Your employer may support your initial move and provide accommodation for a few weeks or months to allow you to settle into your role. However, you will want to find your own home, especially if you are planning on bringing your family to the UK. The Immigration Act 2014 states that landlords have a duty to check a person’s immigration status. A landlord may be fined up to £3,000 per adult if they cannot provide evidence that their tenant is legally in the UK. Therefore, you may be asked to provide such evidence to enter into a tenancy agreement. Your landlord may use the Home Office checking service to check if you are legally in the UK. If you wish to have proof of your status to provide to your landlord, the RCN can supply this to members.
Life in the UK will provide you with lots of new experiences. Staying in touch with family and friends outside the UK is important; they will want to know you are safe and enjoying your new role. Most mobile operators will work automatically in roaming, but this can be very expensive. If you search the different networks, you can find good deals with top up cards (pay-as-you-go), SIM only deals if you already have a mobile phone, or contracts, to call home with reduced prices. You also can check the most common networks used around UK, including Three, Vodafone and O2. Regarding internet, there are various providers. You should research your options and compare offers for your location. To have the internet installed, you must schedule an appointment with the company and an engineer will call to your house. Internet installation takes two days to three weeks. Some of most popular providers of internet and telephone are BT, Sky, TalkTalk and Virgin Media.

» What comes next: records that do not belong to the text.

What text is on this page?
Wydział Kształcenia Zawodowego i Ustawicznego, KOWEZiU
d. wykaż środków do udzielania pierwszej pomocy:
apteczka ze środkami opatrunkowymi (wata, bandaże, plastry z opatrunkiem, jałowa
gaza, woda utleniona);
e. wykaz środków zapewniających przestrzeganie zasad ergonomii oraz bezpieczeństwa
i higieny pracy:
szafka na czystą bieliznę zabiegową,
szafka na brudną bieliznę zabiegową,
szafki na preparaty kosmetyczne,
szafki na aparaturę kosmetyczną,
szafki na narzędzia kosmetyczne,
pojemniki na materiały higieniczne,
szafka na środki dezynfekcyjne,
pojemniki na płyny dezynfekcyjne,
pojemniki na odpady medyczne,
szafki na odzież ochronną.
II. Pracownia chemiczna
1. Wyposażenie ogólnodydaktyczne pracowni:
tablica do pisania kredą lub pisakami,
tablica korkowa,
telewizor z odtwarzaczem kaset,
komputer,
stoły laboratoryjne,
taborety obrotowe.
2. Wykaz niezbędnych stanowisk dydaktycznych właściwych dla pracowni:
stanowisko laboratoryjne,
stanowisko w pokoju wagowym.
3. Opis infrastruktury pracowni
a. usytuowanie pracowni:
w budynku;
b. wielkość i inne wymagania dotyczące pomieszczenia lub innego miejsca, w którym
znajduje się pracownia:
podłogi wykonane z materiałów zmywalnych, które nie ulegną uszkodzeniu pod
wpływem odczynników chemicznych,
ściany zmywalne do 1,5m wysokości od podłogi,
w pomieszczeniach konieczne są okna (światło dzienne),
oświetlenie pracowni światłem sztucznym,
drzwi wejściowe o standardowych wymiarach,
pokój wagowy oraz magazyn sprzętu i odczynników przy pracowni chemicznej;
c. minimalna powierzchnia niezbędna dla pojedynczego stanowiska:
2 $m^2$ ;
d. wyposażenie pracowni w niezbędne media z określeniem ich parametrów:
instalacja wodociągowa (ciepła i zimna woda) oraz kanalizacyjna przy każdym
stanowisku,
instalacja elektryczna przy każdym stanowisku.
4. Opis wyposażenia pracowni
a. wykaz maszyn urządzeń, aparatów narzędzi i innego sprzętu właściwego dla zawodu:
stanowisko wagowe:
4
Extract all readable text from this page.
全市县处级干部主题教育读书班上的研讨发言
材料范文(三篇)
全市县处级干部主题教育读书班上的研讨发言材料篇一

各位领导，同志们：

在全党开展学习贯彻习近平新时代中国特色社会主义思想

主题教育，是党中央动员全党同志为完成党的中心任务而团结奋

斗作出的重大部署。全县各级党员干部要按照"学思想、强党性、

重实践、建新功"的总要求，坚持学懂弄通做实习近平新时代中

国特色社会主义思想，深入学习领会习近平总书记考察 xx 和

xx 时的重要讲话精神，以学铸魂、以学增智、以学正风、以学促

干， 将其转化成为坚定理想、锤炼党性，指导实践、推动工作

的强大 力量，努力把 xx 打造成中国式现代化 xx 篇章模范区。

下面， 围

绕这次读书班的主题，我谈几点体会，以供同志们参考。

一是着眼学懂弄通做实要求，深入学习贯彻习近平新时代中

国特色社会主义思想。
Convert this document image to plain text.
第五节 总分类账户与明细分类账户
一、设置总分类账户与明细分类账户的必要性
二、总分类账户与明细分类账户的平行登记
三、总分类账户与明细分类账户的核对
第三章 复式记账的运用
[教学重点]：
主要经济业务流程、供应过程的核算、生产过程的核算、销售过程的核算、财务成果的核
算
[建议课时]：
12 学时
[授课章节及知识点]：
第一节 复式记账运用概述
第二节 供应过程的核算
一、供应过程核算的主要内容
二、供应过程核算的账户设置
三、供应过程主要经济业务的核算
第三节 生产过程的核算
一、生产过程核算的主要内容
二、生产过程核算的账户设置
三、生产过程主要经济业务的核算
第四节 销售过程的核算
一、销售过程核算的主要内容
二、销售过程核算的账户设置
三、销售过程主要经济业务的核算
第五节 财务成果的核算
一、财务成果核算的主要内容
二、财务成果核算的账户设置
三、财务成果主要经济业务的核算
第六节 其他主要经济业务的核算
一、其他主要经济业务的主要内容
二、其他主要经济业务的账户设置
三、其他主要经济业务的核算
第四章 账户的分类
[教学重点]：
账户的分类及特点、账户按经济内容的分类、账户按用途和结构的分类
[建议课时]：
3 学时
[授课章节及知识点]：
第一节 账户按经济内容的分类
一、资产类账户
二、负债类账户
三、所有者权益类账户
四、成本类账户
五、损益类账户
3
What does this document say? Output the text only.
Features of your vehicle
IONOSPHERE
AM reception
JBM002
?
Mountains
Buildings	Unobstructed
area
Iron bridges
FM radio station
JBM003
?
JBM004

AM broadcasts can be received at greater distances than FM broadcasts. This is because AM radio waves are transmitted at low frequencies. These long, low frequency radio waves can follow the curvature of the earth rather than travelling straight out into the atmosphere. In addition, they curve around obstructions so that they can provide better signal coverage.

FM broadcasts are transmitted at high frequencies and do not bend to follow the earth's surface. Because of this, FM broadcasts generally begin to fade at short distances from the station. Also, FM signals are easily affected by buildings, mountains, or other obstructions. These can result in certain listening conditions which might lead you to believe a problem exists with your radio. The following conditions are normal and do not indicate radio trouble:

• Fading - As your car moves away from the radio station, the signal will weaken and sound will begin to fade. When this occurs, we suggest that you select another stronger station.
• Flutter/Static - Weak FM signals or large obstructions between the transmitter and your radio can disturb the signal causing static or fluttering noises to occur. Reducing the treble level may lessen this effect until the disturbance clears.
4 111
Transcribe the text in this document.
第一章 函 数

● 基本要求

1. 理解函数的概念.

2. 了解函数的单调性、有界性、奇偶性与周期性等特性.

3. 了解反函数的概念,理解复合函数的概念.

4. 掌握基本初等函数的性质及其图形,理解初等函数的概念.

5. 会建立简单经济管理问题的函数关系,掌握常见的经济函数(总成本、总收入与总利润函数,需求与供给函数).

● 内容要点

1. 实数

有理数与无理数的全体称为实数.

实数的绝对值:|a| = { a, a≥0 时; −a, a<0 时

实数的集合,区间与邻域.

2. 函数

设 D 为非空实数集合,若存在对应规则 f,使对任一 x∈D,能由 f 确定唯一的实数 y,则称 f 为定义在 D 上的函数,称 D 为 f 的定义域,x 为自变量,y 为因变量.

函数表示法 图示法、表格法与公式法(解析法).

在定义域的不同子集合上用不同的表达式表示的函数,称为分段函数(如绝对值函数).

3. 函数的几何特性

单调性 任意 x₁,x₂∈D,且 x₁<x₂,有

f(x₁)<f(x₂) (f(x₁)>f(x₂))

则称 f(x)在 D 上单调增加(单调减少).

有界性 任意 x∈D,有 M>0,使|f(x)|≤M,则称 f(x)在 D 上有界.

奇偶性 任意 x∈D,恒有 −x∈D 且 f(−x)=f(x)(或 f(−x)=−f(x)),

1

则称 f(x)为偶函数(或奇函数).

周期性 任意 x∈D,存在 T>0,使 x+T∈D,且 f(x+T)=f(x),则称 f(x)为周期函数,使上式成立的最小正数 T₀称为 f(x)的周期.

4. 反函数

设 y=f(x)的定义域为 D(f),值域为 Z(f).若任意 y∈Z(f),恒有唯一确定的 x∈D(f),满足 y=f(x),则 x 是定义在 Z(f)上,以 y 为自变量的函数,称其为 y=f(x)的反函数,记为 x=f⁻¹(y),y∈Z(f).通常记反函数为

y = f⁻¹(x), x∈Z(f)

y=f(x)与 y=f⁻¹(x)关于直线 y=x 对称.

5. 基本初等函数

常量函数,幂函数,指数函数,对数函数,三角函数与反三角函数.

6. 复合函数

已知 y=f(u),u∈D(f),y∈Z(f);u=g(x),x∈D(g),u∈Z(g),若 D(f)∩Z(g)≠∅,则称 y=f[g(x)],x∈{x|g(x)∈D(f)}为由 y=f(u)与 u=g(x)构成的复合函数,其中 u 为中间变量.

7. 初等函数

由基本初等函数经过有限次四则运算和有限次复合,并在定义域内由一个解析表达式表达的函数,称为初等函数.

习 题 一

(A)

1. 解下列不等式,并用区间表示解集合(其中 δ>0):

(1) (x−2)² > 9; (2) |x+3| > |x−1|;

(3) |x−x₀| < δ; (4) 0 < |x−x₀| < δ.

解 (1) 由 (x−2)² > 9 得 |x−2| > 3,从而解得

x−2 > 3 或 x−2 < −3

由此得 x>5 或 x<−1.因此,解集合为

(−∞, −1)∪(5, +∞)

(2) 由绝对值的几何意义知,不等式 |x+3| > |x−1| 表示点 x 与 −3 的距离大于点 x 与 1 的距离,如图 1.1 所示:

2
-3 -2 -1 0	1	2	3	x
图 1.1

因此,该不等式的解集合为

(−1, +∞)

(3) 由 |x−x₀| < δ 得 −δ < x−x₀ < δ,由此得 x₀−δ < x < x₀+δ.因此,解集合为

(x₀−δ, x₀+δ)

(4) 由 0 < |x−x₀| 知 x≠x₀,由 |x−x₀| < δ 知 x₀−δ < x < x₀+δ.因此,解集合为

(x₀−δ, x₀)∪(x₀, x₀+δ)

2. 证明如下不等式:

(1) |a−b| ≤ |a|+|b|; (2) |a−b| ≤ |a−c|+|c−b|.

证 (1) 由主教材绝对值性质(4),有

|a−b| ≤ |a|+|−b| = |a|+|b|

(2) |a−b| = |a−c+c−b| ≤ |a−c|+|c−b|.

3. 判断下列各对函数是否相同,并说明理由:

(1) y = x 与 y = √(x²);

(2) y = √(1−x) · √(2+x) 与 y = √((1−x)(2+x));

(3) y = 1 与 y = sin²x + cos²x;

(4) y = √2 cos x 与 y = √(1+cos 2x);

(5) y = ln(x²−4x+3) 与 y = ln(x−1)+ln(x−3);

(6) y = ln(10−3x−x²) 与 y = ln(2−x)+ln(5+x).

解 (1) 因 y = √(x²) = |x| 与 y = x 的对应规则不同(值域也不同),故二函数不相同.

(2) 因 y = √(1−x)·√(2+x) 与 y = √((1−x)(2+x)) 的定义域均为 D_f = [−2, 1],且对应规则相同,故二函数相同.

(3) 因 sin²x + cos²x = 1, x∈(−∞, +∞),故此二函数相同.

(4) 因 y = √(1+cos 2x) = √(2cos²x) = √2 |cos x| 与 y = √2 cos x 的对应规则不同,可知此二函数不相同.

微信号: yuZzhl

When you start earning you will have to pay income tax if you earn more than a specified personal allowance in any tax year (a tax year runs from April to April). Your personal allowance varies depending on your circumstances. Your tax is usually taken from your wages by your employer and passed to the revenue service. The amount of tax you pay will show on your payslip. You can find out more about personal allowances, tax relief and income tax rates at the HMRC website. Both employees and employers pay National Insurance contributions. These contributions help to fund contributory benefits, such as the state pension, and certain benefits that you might be able to claim if you are unable to work. Your National Insurance number is a unique personal number which is used to record your National Insurance contributions. You do not need to have a number before starting work. However, you must obtain one when you get a job. You need to make an appointment to apply for a National Insurance number. Check what documents you will need to bring to the appointment. You usually need to take your passport, payslips or a letter from your employer confirming that you will be working for them. Your appointment will take place at your nearest Jobcentre Plus office.